At one point, after having only been out for about half an hour, Jane scuttled off into the brush and wouldn’t come out. As I called to her, I could feel my temper rising. When she finally emerged, she was munching on a mouthful of contraband. I was so angry. I threw the leash I was carrying to the ground. I stomped and fumed. I yelled. In short, I completely lost it. I’ve been getting more and more frustrated lately over this habit of Jane’s – the only bad habit of hers that I’ve not been able to break. I give her the command “nothing in the mouth” dozens of times (hundreds?) each day, and she still takes every opportunity she gets – off leash or on – to eat everything she comes upon, especially poop (deer, rabbit, goose, etc.) and rotting carcasses. If I catch her in the act and give the command, she opens her mouth and drops her treasure on the ground. Five seconds later, though, she’s at it again. Nothing I do convinces her it’s not worth it, and it’s become increasingly challenging for me to manage my emotions when correcting her because she’s proven that she understands my expectation, knows the verbal command, and fully comprehends the concept of cause and effect. Today I reached my limit. I flipped out. After my explosion, I sat under a tree and took ten minutes or so to recover. Jane sat watching wearing her “I’m sorry” face. I finally got up, shook myself off, and we resumed our walk.

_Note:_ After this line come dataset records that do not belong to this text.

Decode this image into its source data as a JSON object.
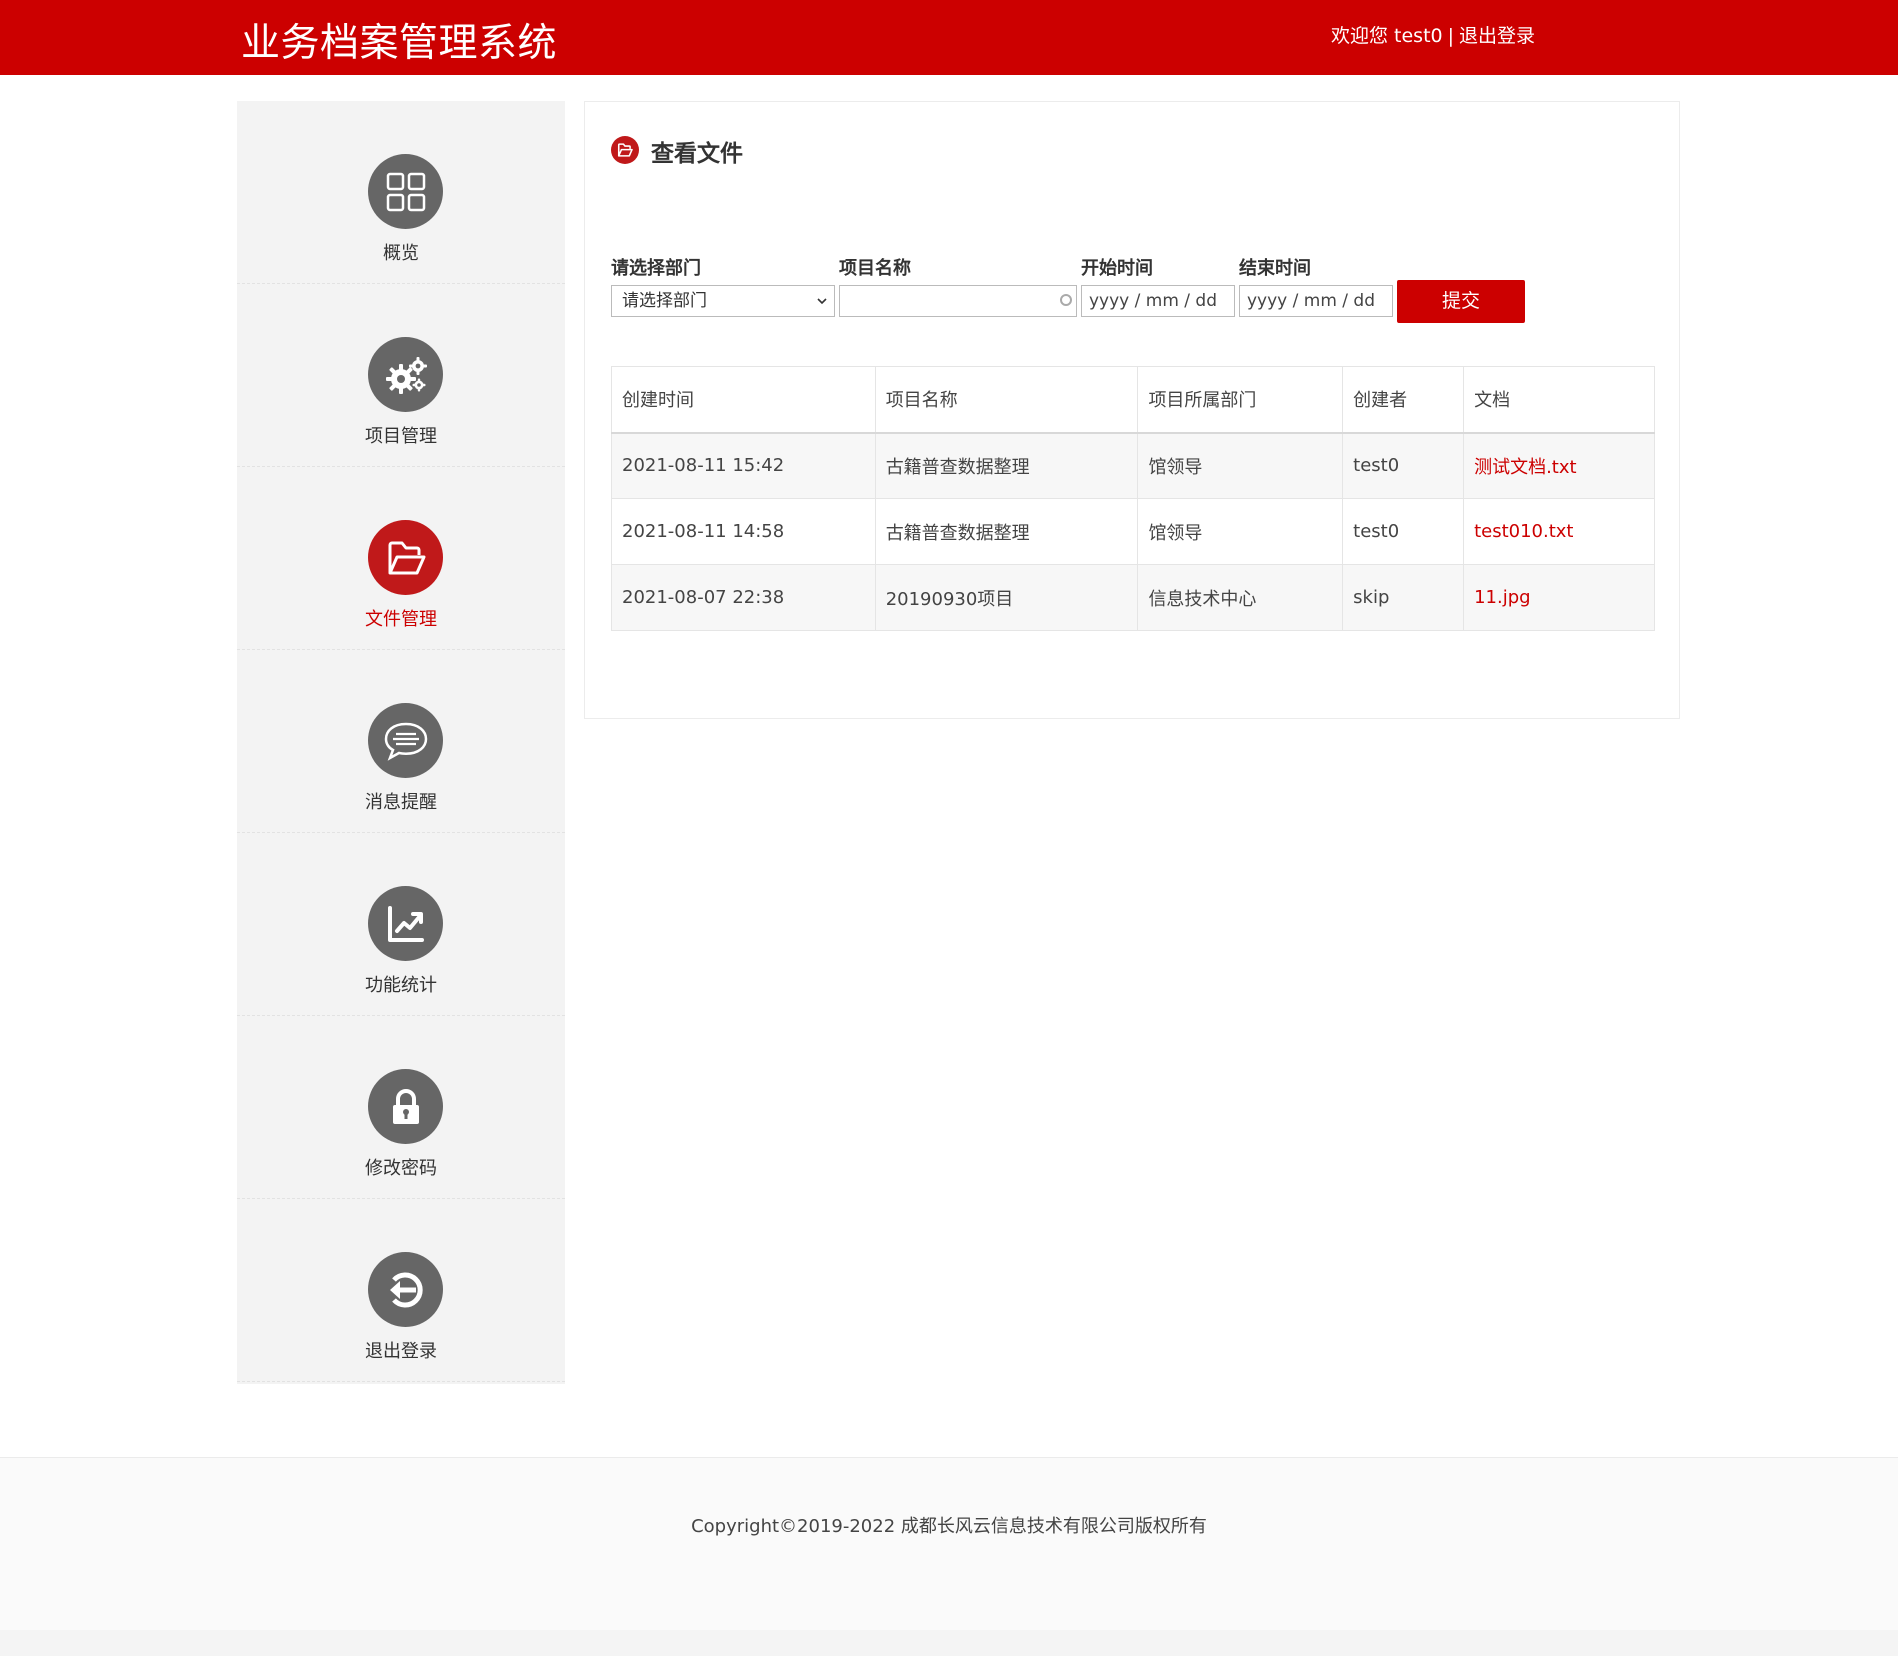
{
  "header": {
    "title": "业务档案管理系统",
    "welcome": "欢迎您 test0",
    "separator": "|",
    "logout": "退出登录"
  },
  "sidebar": {
    "items": [
      {
        "label": "概览",
        "icon": "grid-icon"
      },
      {
        "label": "项目管理",
        "icon": "gears-icon"
      },
      {
        "label": "文件管理",
        "icon": "folder-open-icon",
        "active": true
      },
      {
        "label": "消息提醒",
        "icon": "chat-bubble-icon"
      },
      {
        "label": "功能统计",
        "icon": "trend-chart-icon"
      },
      {
        "label": "修改密码",
        "icon": "lock-icon"
      },
      {
        "label": "退出登录",
        "icon": "exit-icon"
      }
    ]
  },
  "main": {
    "title": "查看文件",
    "filters": {
      "dept_label": "请选择部门",
      "dept_selected": "请选择部门",
      "project_label": "项目名称",
      "project_value": "",
      "start_label": "开始时间",
      "start_placeholder": "yyyy / mm / dd",
      "end_label": "结束时间",
      "end_placeholder": "yyyy / mm / dd",
      "submit": "提交"
    },
    "table": {
      "headers": [
        "创建时间",
        "项目名称",
        "项目所属部门",
        "创建者",
        "文档"
      ],
      "rows": [
        [
          "2021-08-11 15:42",
          "古籍普查数据整理",
          "馆领导",
          "test0",
          "测试文档.txt"
        ],
        [
          "2021-08-11 14:58",
          "古籍普查数据整理",
          "馆领导",
          "test0",
          "test010.txt"
        ],
        [
          "2021-08-07 22:38",
          "20190930项目",
          "信息技术中心",
          "skip",
          "11.jpg"
        ]
      ]
    }
  },
  "footer": {
    "copyright": "Copyright©2019-2022  成都长风云信息技术有限公司版权所有"
  },
  "colors": {
    "brand_red": "#cc0000",
    "icon_gray": "#666666",
    "sidebar_bg": "#f3f3f3"
  }
}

When we got in the woods, I started praying, asking for guidance in figuring out how to control this unseemly behavior of Jane’s. Immediately I saw the light: the only thing that I can control is my own out-of-control behavior. The irony of the situation was as clear as the sky. In my attempt to control my dog I had lost control of myself. I’ve been asking Jane to do something that I’m not capable of. This doesn’t mean that I’m going to give up and let her eat poop. It does mean, though, that my training objective is now twofold.